The Guardian 28 February, 2007

Cuba, Venezuela vs. Microsoft

Cuba and Venezuela have announced they will shake off yet another yoke of US hegemony — the Microsoft Windows computer operating system.

Both governments say they are trying to wean state agencies from Microsoft Windows to the open-source Linux operating system, which is developed by a global community of programmers who freely share their code.

"It’s basically a problem of technological sovereignty, a problem of ideology", said Hector Rodriguez, who oversees a Cuban university department of 1,000 students dedicated to developing open-source programs.

Other countries have tried similar moves. China, Brazil and Norway have encouraged the development of Linux for a variety of reasons: Microsoft’s near-monopoly over operating systems, the high cost of proprietary software and security problems.

Cuban officials, ever focused on US threats, also see it as a matter of national security.

Communications Minister Ramiro Valdes raised suspicions about Microsoft’s cooperation with US military and intelligence agencies.

He called the world’s information systems a "battlefield" where Cuba is fighting against imperialism. Microsoft Chairman Bill Gates once described copyright reformers, including people who want to do away with proprietary software, as "some new modern-day sort of communists" — a badge of honour from the Cuban perspective.

Cuba imports many computers preloaded with Windows and also purchases software in third countries such as China, Mexico or Panama.

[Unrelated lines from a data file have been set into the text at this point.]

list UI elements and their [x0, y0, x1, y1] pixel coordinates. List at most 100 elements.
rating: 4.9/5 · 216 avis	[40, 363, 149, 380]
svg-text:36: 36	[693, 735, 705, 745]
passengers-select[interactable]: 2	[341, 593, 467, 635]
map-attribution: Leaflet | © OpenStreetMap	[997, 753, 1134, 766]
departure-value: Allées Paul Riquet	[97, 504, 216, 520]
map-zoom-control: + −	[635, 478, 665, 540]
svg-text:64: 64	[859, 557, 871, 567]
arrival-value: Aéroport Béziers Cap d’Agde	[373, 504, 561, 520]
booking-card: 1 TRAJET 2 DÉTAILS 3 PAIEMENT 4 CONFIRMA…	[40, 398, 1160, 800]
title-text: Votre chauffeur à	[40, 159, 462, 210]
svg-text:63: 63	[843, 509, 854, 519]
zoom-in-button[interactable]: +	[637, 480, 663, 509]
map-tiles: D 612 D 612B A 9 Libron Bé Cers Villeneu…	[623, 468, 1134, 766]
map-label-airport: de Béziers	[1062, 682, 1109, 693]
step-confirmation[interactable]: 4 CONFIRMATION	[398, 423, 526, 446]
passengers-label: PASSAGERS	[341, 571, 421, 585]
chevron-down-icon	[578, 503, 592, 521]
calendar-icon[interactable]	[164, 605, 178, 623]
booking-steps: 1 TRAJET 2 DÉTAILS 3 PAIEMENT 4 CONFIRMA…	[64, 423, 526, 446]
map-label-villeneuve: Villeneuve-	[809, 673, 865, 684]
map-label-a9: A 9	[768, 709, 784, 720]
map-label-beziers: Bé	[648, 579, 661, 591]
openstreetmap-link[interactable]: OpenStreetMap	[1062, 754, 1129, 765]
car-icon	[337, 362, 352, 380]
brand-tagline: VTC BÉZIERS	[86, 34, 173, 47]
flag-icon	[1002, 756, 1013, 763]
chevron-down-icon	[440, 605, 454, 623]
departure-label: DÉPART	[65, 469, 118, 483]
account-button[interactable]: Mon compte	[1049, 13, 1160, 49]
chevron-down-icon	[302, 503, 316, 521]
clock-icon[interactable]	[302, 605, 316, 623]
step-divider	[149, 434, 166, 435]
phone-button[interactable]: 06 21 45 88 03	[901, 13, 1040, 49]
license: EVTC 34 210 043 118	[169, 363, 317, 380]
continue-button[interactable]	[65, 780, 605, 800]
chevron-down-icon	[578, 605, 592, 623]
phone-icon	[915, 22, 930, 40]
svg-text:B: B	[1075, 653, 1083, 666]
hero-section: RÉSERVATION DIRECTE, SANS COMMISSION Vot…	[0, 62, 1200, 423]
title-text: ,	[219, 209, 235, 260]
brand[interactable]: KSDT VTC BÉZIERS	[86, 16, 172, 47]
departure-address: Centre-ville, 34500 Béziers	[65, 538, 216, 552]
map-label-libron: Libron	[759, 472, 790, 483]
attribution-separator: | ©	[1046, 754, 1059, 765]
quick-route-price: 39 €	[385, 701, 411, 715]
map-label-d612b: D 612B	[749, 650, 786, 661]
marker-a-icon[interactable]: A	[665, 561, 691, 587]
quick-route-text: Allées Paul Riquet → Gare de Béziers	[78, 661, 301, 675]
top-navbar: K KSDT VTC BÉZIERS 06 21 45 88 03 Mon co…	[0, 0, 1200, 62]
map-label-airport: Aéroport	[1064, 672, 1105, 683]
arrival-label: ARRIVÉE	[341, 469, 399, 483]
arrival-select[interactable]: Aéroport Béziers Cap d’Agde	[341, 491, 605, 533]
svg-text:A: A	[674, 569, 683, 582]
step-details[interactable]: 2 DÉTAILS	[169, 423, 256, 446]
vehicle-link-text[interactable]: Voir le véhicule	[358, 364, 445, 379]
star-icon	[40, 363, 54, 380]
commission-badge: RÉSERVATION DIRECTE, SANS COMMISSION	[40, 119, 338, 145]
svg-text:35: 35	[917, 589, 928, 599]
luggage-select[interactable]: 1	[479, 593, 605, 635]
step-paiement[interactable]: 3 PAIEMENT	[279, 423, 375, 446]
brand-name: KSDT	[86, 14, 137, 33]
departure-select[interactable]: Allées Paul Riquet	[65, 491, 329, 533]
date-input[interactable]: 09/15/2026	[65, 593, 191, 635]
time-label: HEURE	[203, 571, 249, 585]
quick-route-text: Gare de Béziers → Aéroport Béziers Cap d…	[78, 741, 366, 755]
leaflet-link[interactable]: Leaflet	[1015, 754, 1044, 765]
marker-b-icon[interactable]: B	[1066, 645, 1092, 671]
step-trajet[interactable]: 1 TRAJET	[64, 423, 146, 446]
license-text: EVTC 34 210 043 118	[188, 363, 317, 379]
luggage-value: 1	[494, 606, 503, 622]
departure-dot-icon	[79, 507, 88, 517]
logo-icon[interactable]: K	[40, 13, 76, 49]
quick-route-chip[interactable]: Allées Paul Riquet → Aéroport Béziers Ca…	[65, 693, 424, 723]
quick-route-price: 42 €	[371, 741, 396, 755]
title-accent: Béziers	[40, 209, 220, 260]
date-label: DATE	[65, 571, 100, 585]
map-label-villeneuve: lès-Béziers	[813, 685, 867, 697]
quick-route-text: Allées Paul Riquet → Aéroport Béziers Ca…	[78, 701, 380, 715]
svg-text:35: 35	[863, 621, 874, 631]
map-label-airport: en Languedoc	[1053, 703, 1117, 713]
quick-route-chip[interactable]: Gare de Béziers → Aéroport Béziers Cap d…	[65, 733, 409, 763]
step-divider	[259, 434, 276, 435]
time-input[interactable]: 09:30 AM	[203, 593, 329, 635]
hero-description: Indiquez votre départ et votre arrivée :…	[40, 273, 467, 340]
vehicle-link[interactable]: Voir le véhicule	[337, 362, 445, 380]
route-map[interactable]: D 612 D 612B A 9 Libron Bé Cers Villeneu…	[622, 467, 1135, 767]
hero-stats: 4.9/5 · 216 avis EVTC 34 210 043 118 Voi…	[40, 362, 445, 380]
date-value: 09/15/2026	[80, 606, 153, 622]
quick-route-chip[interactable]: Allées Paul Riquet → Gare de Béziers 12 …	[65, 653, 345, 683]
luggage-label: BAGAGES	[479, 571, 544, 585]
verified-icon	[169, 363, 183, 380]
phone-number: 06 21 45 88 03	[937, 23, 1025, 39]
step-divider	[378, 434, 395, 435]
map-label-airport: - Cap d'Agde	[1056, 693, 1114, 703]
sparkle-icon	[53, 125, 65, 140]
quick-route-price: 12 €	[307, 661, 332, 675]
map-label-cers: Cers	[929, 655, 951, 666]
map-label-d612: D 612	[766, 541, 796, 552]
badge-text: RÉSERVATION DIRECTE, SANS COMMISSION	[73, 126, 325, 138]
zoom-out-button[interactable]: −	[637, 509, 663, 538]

Richard Stallman is a computer scientist from the Massachusetts Institute of Technology and his Free Software Foundation created the license used by many open-source programs, including Linux.

He pointed out that copyright laws violate basic morality; he compared them to laws that would threaten people with jail for sharing or modifying kitchen recipes.

Stallman also warned that proprietary software is a security threat because without being able to examine the code, users can’t know what it’s doing or what "backdoor" holes developers might have left open for future entry. "A private program is never trustworthy", he said.

Cuba’s Cabinet also has urged a shift from proprietary software. The customs service has gone to Linux and the ministries of culture, higher education and communications are planning to do so, Rodriguez said. Students in his own department are cooking up a version of Linux called Nova.

Rodriguez’s department accounts for 1,000 of the 10,000 students within the University of Information Sciences, a five-year-old school that tries to combine software development with education.

Cuba is also training tens of thousands of other software and hardware engineers across the country, though few have computers at home. Most Cubans have to depend on the slow links at government internet cafes or schools.

Rodriguez shied away from saying how long it would take for Cuba to get most of its systems on Linux: "It would be tough for me to say that we would migrate half the public administration in three years."

But he said Linux use was growing rapidly.

"Two years ago, the Cuban free-software community did not number more than 600 people ... In the last two years, that number has gone well beyond 3,000 users of free software and it’s a figure that is growing exponentially."